Epigraph:
Thy Lord has commanded, “Worship none but Him, and show kindness to parents. If one of them or both of them attain old age with thee, never say unto them any word expressive of disgust nor reproach them, but address them with excellent speech. And lower to them the wing of humility out of tenderness. And say, ‘My Lord, have mercy on them even as they nourished me in my childhood.’” (Al Quran 17:24-25)
BBC News
The “traditional nuclear family” is often cited by British politicians as the ideal family unit for a stable society.
Many an MP has turned misty-eyed comparing the gay dads, spiralling divorce rates and working mothers of today, with a bygone golden age where a wife, husband and their two or three children lived serenely under one roof.
Yet Home Secretary Jack Straw now says white British households could learn a lot from the extended structure of Asian families.
He is particularly keen on the way different generations live together in households of Pakistani, Bangladeshi and Indian origin, the older ones nurturing the new ones, with the young in turn caring for their elders.
But is this too simplistic picture of how Britons, including British Asians, actually live?
A recent study by Henley Centre for Forecasting goes further, saying that economic circumstances may soon force the majority of Britons into multi-generational households.
It suggested that an ageing population and the inability of the state to provide adequate welfare for them, combined with factors such as rising house prices, could mean everyone is sharing with multiple relatives by 2020.

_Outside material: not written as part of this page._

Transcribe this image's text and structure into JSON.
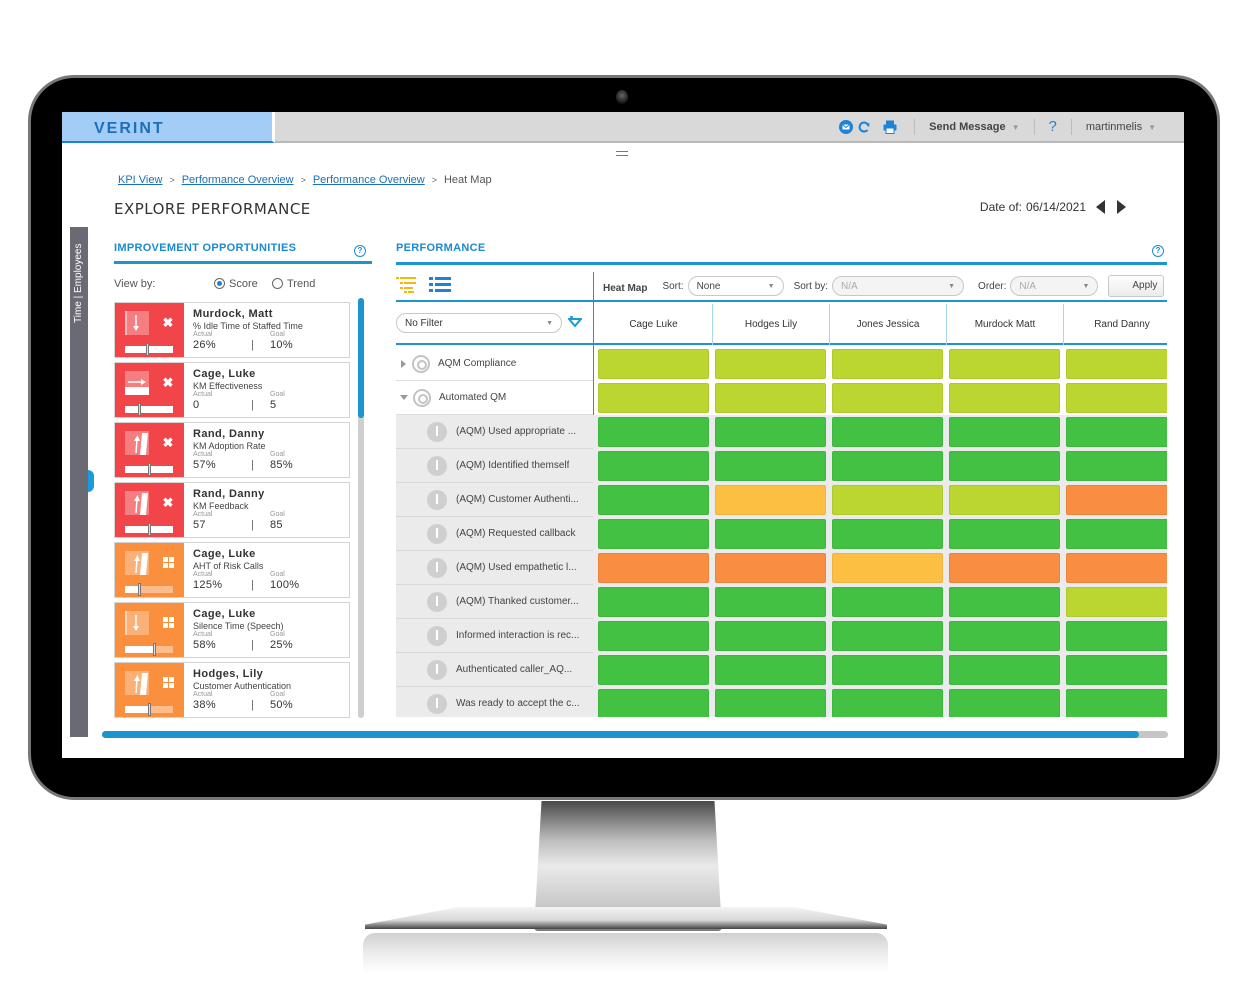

Categories: Europe, Family values, UK


a good outcome for the wrong reason ?
The “traditional nuclear family” was the outcome of the shift from a feudal society to an industrial society in Europe. Added to that was the economic system adopted by the European society and the drift towards materialism which was a result of the rebellion of the “scientist” against the “Church” and which lead to a trend of an atheist mindset.
The Americans, being more religious, had kept the family intact until about 1970s, when the single income did not suffice and the American mother was forced to work to meet the family’s expenses.

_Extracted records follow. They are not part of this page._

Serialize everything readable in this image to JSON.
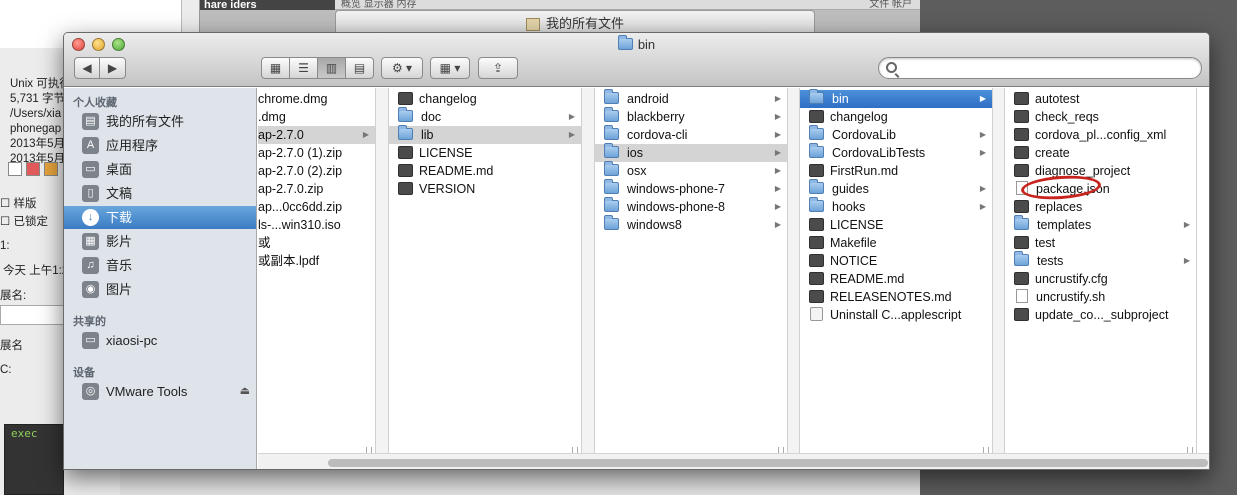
{
  "background": {
    "strip_text": "hare  iders",
    "top_bar_left": "概览  显示器  内存",
    "top_bar_right": "文件   帐户",
    "window2_title": "我的所有文件",
    "info_lines": "Unix 可执行\n5,731 字节\n/Users/xia\nphonegap\n2013年5月\n2013年5月",
    "chk_template": "样版",
    "chk_locked": "已锁定",
    "label_where": "1:",
    "label_today": "今天 上午1:2",
    "label_ext": "展名:",
    "label_ext2": "展名",
    "label_c": "C:",
    "terminal_text": "exec"
  },
  "window": {
    "title": "bin",
    "toolbar": {
      "back": "◀",
      "forward": "▶",
      "view_icon": "▦",
      "view_list": "☰",
      "view_column": "▥",
      "view_coverflow": "▤",
      "action": "⚙ ▾",
      "arrange": "▦ ▾",
      "share": "⇪"
    },
    "search": {
      "value": "",
      "placeholder": ""
    }
  },
  "sidebar": {
    "favorites_header": "个人收藏",
    "favorites": [
      {
        "label": "我的所有文件",
        "icon": "▤"
      },
      {
        "label": "应用程序",
        "icon": "A"
      },
      {
        "label": "桌面",
        "icon": "▭"
      },
      {
        "label": "文稿",
        "icon": "▯"
      },
      {
        "label": "下载",
        "icon": "↓"
      },
      {
        "label": "影片",
        "icon": "▦"
      },
      {
        "label": "音乐",
        "icon": "♫"
      },
      {
        "label": "图片",
        "icon": "◉"
      }
    ],
    "shared_header": "共享的",
    "shared": [
      {
        "label": "xiaosi-pc",
        "icon": "▭"
      }
    ],
    "devices_header": "设备",
    "devices": [
      {
        "label": "VMware Tools",
        "icon": "◎",
        "eject": "⏏"
      }
    ]
  },
  "columns": [
    {
      "items": [
        {
          "label": "chrome.dmg"
        },
        {
          "label": ".dmg"
        },
        {
          "label": "ap-2.7.0",
          "arrow": "▶",
          "sel": "grey"
        },
        {
          "label": "ap-2.7.0 (1).zip"
        },
        {
          "label": "ap-2.7.0 (2).zip"
        },
        {
          "label": "ap-2.7.0.zip"
        },
        {
          "label": "ap...0cc6dd.zip"
        },
        {
          "label": "ls-...win310.iso"
        },
        {
          "label": "或"
        },
        {
          "label": "或副本.lpdf"
        }
      ]
    },
    {
      "items": [
        {
          "label": "changelog",
          "kind": "file"
        },
        {
          "label": "doc",
          "kind": "folder",
          "arrow": "▶"
        },
        {
          "label": "lib",
          "kind": "folder",
          "arrow": "▶",
          "sel": "grey"
        },
        {
          "label": "LICENSE",
          "kind": "file"
        },
        {
          "label": "README.md",
          "kind": "file"
        },
        {
          "label": "VERSION",
          "kind": "file"
        }
      ]
    },
    {
      "items": [
        {
          "label": "android",
          "kind": "folder",
          "arrow": "▶"
        },
        {
          "label": "blackberry",
          "kind": "folder",
          "arrow": "▶"
        },
        {
          "label": "cordova-cli",
          "kind": "folder",
          "arrow": "▶"
        },
        {
          "label": "ios",
          "kind": "folder",
          "arrow": "▶",
          "sel": "grey"
        },
        {
          "label": "osx",
          "kind": "folder",
          "arrow": "▶"
        },
        {
          "label": "windows-phone-7",
          "kind": "folder",
          "arrow": "▶"
        },
        {
          "label": "windows-phone-8",
          "kind": "folder",
          "arrow": "▶"
        },
        {
          "label": "windows8",
          "kind": "folder",
          "arrow": "▶"
        }
      ]
    },
    {
      "items": [
        {
          "label": "bin",
          "kind": "folder",
          "arrow": "▶",
          "sel": "blue"
        },
        {
          "label": "changelog",
          "kind": "file"
        },
        {
          "label": "CordovaLib",
          "kind": "folder",
          "arrow": "▶"
        },
        {
          "label": "CordovaLibTests",
          "kind": "folder",
          "arrow": "▶"
        },
        {
          "label": "FirstRun.md",
          "kind": "file"
        },
        {
          "label": "guides",
          "kind": "folder",
          "arrow": "▶"
        },
        {
          "label": "hooks",
          "kind": "folder",
          "arrow": "▶"
        },
        {
          "label": "LICENSE",
          "kind": "file"
        },
        {
          "label": "Makefile",
          "kind": "file"
        },
        {
          "label": "NOTICE",
          "kind": "file"
        },
        {
          "label": "README.md",
          "kind": "file"
        },
        {
          "label": "RELEASENOTES.md",
          "kind": "file"
        },
        {
          "label": "Uninstall C...applescript",
          "kind": "script"
        }
      ]
    },
    {
      "items": [
        {
          "label": "autotest",
          "kind": "file"
        },
        {
          "label": "check_reqs",
          "kind": "file"
        },
        {
          "label": "cordova_pl...config_xml",
          "kind": "file"
        },
        {
          "label": "create",
          "kind": "file"
        },
        {
          "label": "diagnose_project",
          "kind": "file"
        },
        {
          "label": "package.json",
          "kind": "doc"
        },
        {
          "label": "replaces",
          "kind": "file"
        },
        {
          "label": "templates",
          "kind": "folder",
          "arrow": "▶"
        },
        {
          "label": "test",
          "kind": "file"
        },
        {
          "label": "tests",
          "kind": "folder",
          "arrow": "▶"
        },
        {
          "label": "uncrustify.cfg",
          "kind": "file"
        },
        {
          "label": "uncrustify.sh",
          "kind": "doc"
        },
        {
          "label": "update_co..._subproject",
          "kind": "file"
        }
      ]
    }
  ]
}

The “nuclear family” in Europe and pretty much elsewhere was essentially need oriented. With the onslaught of the Industrial Revolution the family values flew out the window as the old villages gave way to large cities and farms yielded to huge industrial organizations and of course elders surrendered to consultants. Sadly, the same is happening in Asia, albeit slightly differently.
The Quran, by the way, brings in the human factor and that makes it ever so relevant to family values over all times.

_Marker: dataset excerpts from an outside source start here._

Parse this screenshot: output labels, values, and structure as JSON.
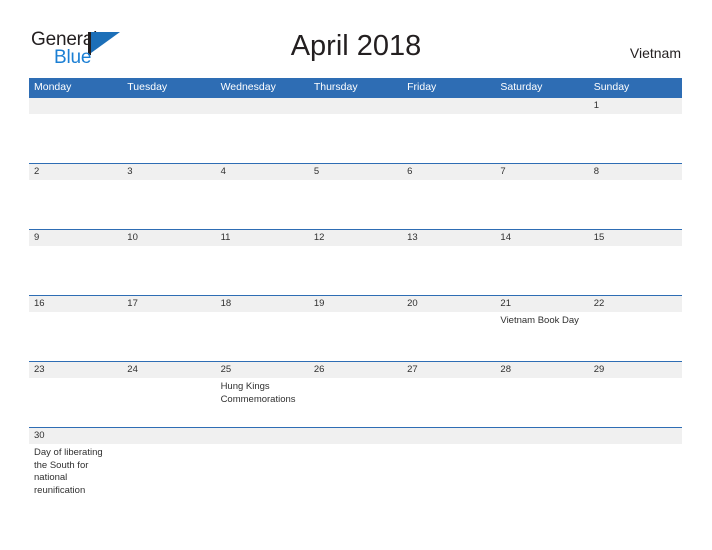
{
  "brand": {
    "name_part1": "General",
    "name_part2": "Blue",
    "logo_icon": "flag-triangle-icon"
  },
  "header": {
    "title": "April 2018",
    "region": "Vietnam"
  },
  "calendar": {
    "weekdays": [
      "Monday",
      "Tuesday",
      "Wednesday",
      "Thursday",
      "Friday",
      "Saturday",
      "Sunday"
    ],
    "accent_color": "#2e6db4",
    "date_band_color": "#f0f0f0",
    "weeks": [
      {
        "dates": [
          "",
          "",
          "",
          "",
          "",
          "",
          "1"
        ],
        "events": [
          "",
          "",
          "",
          "",
          "",
          "",
          ""
        ]
      },
      {
        "dates": [
          "2",
          "3",
          "4",
          "5",
          "6",
          "7",
          "8"
        ],
        "events": [
          "",
          "",
          "",
          "",
          "",
          "",
          ""
        ]
      },
      {
        "dates": [
          "9",
          "10",
          "11",
          "12",
          "13",
          "14",
          "15"
        ],
        "events": [
          "",
          "",
          "",
          "",
          "",
          "",
          ""
        ]
      },
      {
        "dates": [
          "16",
          "17",
          "18",
          "19",
          "20",
          "21",
          "22"
        ],
        "events": [
          "",
          "",
          "",
          "",
          "",
          "Vietnam Book Day",
          ""
        ]
      },
      {
        "dates": [
          "23",
          "24",
          "25",
          "26",
          "27",
          "28",
          "29"
        ],
        "events": [
          "",
          "",
          "Hung Kings Commemorations",
          "",
          "",
          "",
          ""
        ]
      },
      {
        "dates": [
          "30",
          "",
          "",
          "",
          "",
          "",
          ""
        ],
        "events": [
          "Day of liberating the South for national reunification",
          "",
          "",
          "",
          "",
          "",
          ""
        ]
      }
    ]
  }
}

The way family values ‘flew out of the window’ was in fact lead by a positive thing: The introduction of state and company pension schemes. The old did no longer need the young and could care for themselves. As the article suggests with the crumbling of the financial system and thus the state pension system and the company pension system and at the same time the unemployment of the young the different generations will need each other again. Return to ‘family values’ by outside forces …
Thanks for the input!The family values did not fly out the window overnight and the now crumbling Social Security/pension schemes did not move in instantly. The society adjusted itself to change, with some discomfort to some, and hopefully it will adjust itself again with some discomfort to some.
Those who are talking about Asian family values are trying evade their responsibility of keeping afloat the ideal Social Security schemes that brought prosperity to the West. The reason why I chose to post was to observe that the Quranic message applies to all situations all the time. In fact there are instructions in the Quran to cover one’s attitude towards one’s parents and other humans.